I just watched part of Jordan Klepper’s new special, in which he speaks to college students across different states of America.
I’m well educated on what is happening in America, but watching these conversations has sent a chill down my spine that feels like it will never leave.
There is a crisis among the next generation of Americans that celebrates authoritarianism, normalises hatred and violence, and actively seeks to silence diverse voices that dare to speak differently.
The chill I feel is visceral because I can more clearly see why certain communities in America might wake up each day in genuine fear.
I could sense the violence, not because people were committing violent acts on camera, but because I could see a whole generation being groomed to think violence is acceptable. I saw how young people are being conditioned into complicity with others’ toxicity and extremism.

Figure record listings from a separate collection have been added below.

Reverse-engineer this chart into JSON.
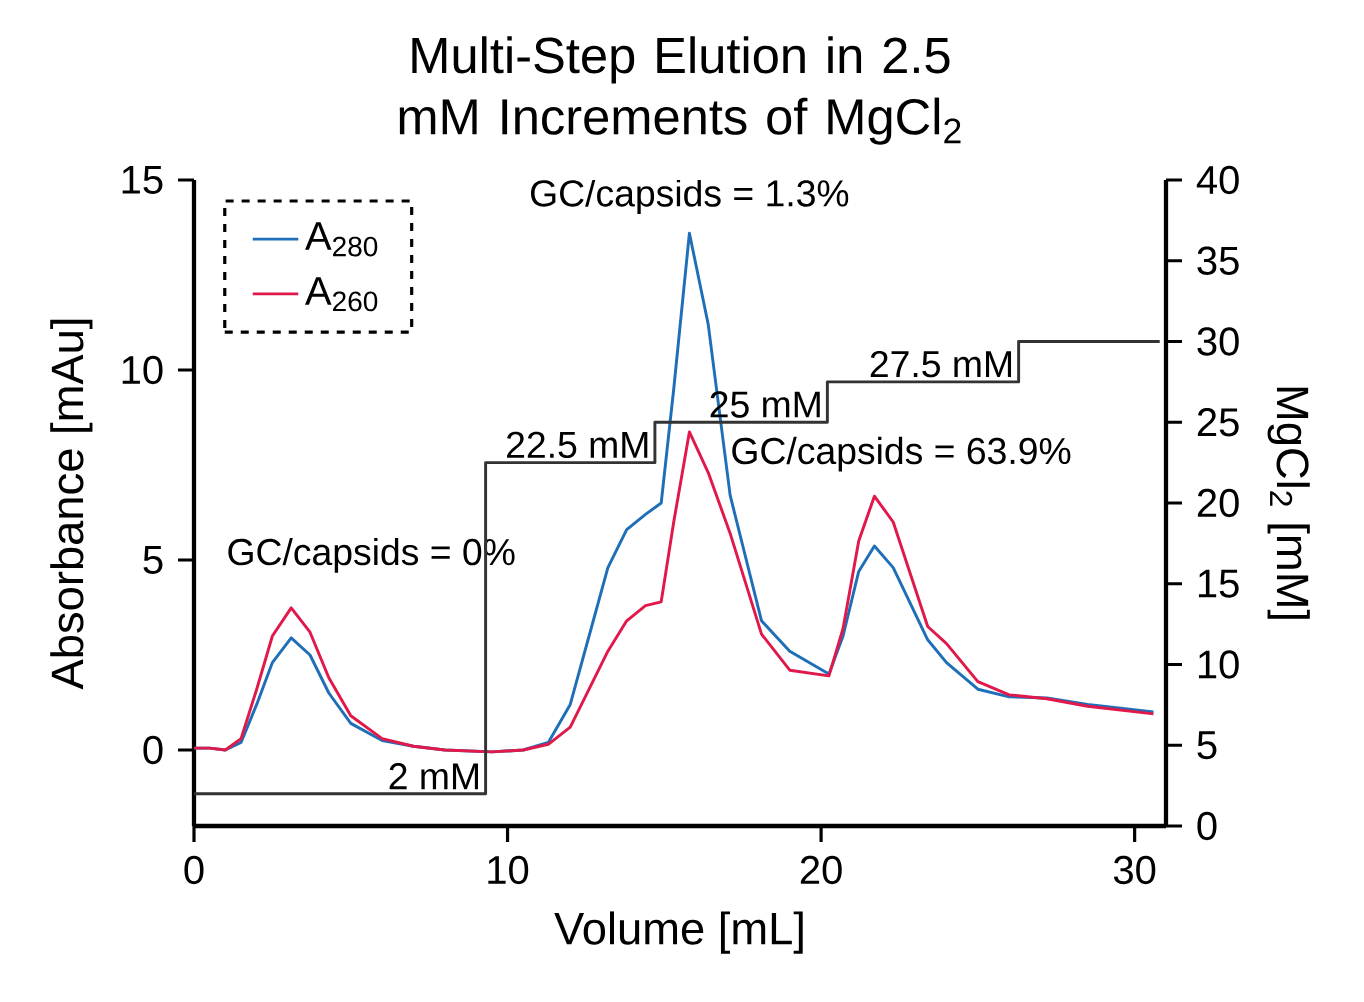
{
  "chart_data": {
    "type": "line",
    "title": "Multi-Step Elution in 2.5 mM Increments of MgCl$_{2}$",
    "xlabel": "Volume [mL]",
    "ylabel": "Absorbance [mAu]",
    "y2label": "MgCl$_{2}$ [mM]",
    "xlim": [
      0,
      31
    ],
    "xticks": [
      0,
      10,
      20,
      30
    ],
    "ylim": [
      -2,
      15
    ],
    "yticks": [
      0,
      5,
      10,
      15
    ],
    "y2lim": [
      0,
      40
    ],
    "y2ticks": [
      0,
      5,
      10,
      15,
      20,
      25,
      30,
      35,
      40
    ],
    "legend": "top left",
    "grid": false,
    "series": [
      {
        "name": "A$_{280}$",
        "color": "#1f6fb8",
        "x": [
          0,
          0.5,
          1.0,
          1.5,
          2.0,
          2.5,
          3.1,
          3.7,
          4.3,
          5.0,
          6.0,
          7.0,
          8.0,
          9.5,
          10.5,
          11.3,
          12.0,
          12.6,
          13.2,
          13.8,
          14.4,
          14.9,
          15.3,
          15.8,
          16.4,
          17.1,
          18.1,
          19.0,
          20.25,
          20.7,
          21.2,
          21.7,
          22.3,
          23.4,
          24.0,
          25.0,
          26.0,
          27.2,
          28.5,
          30.6
        ],
        "values": [
          0.05,
          0.05,
          0.0,
          0.2,
          1.2,
          2.3,
          2.95,
          2.5,
          1.5,
          0.7,
          0.25,
          0.1,
          0.0,
          -0.05,
          0.0,
          0.2,
          1.2,
          3.0,
          4.8,
          5.8,
          6.2,
          6.5,
          9.5,
          13.6,
          11.2,
          6.7,
          3.4,
          2.6,
          2.0,
          3.0,
          4.7,
          5.37,
          4.8,
          2.9,
          2.3,
          1.6,
          1.4,
          1.37,
          1.2,
          1.0
        ]
      },
      {
        "name": "A$_{260}$",
        "color": "#e0194a",
        "x": [
          0,
          0.5,
          1.0,
          1.5,
          2.0,
          2.5,
          3.1,
          3.7,
          4.3,
          5.0,
          6.0,
          7.0,
          8.0,
          9.5,
          10.5,
          11.3,
          12.0,
          12.6,
          13.2,
          13.8,
          14.4,
          14.9,
          15.3,
          15.8,
          16.4,
          17.1,
          18.1,
          19.0,
          20.25,
          20.7,
          21.2,
          21.7,
          22.3,
          23.4,
          24.0,
          25.0,
          26.0,
          27.2,
          28.5,
          30.6
        ],
        "values": [
          0.05,
          0.05,
          0.0,
          0.3,
          1.6,
          3.0,
          3.74,
          3.1,
          1.9,
          0.9,
          0.3,
          0.1,
          0.0,
          -0.05,
          0.0,
          0.15,
          0.6,
          1.6,
          2.6,
          3.4,
          3.8,
          3.9,
          6.0,
          8.37,
          7.3,
          5.7,
          3.05,
          2.1,
          1.95,
          3.2,
          5.5,
          6.68,
          6.0,
          3.25,
          2.8,
          1.8,
          1.45,
          1.35,
          1.15,
          0.95
        ]
      },
      {
        "type": "step",
        "axis": "y2",
        "color": "#333333",
        "x": [
          0,
          9.3,
          14.7,
          20.2,
          26.3,
          30.8
        ],
        "values": [
          2,
          2,
          22.5,
          25,
          27.5,
          30
        ],
        "value_labels": [
          null,
          "2 mM",
          "22.5 mM",
          "25 mM",
          "27.5 mM",
          null
        ]
      }
    ],
    "annotations": [
      {
        "text": "GC/capsids = 0%",
        "x": 3.1,
        "y": 3.74
      },
      {
        "text": "GC/capsids = 1.3%",
        "x": 15.8,
        "y": 13.6
      },
      {
        "text": "GC/capsids = 63.9%",
        "x": 21.7,
        "y": 6.68
      }
    ]
  }
}
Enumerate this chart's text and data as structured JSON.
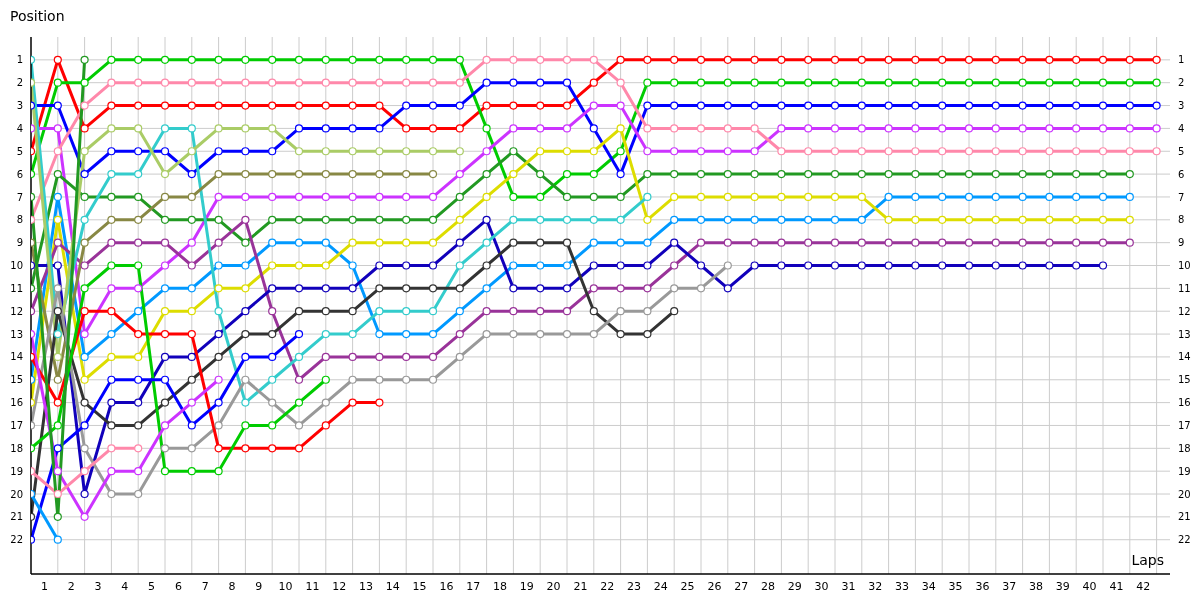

It’s profoundly unsettling and feels like insufficient counterforces exist.
I recognise that I’m not on the ground, and what we see from abroad represents only part of the story. Yet the fragments we do see are alarming enough to make it difficult to maintain hope that effective resistance to this radical indoctrination is taking hold.
What terrifies me most isn’t just the hatred itself, but how ordinary it has become—how many young people don’t understand the basic idea that everyone deserves a voice.
Democracy only works when people protect it. After watching these interviews, I worry: if the next generation doesn’t value democracy itself, who will be left to defend it when it’s systematically undermined?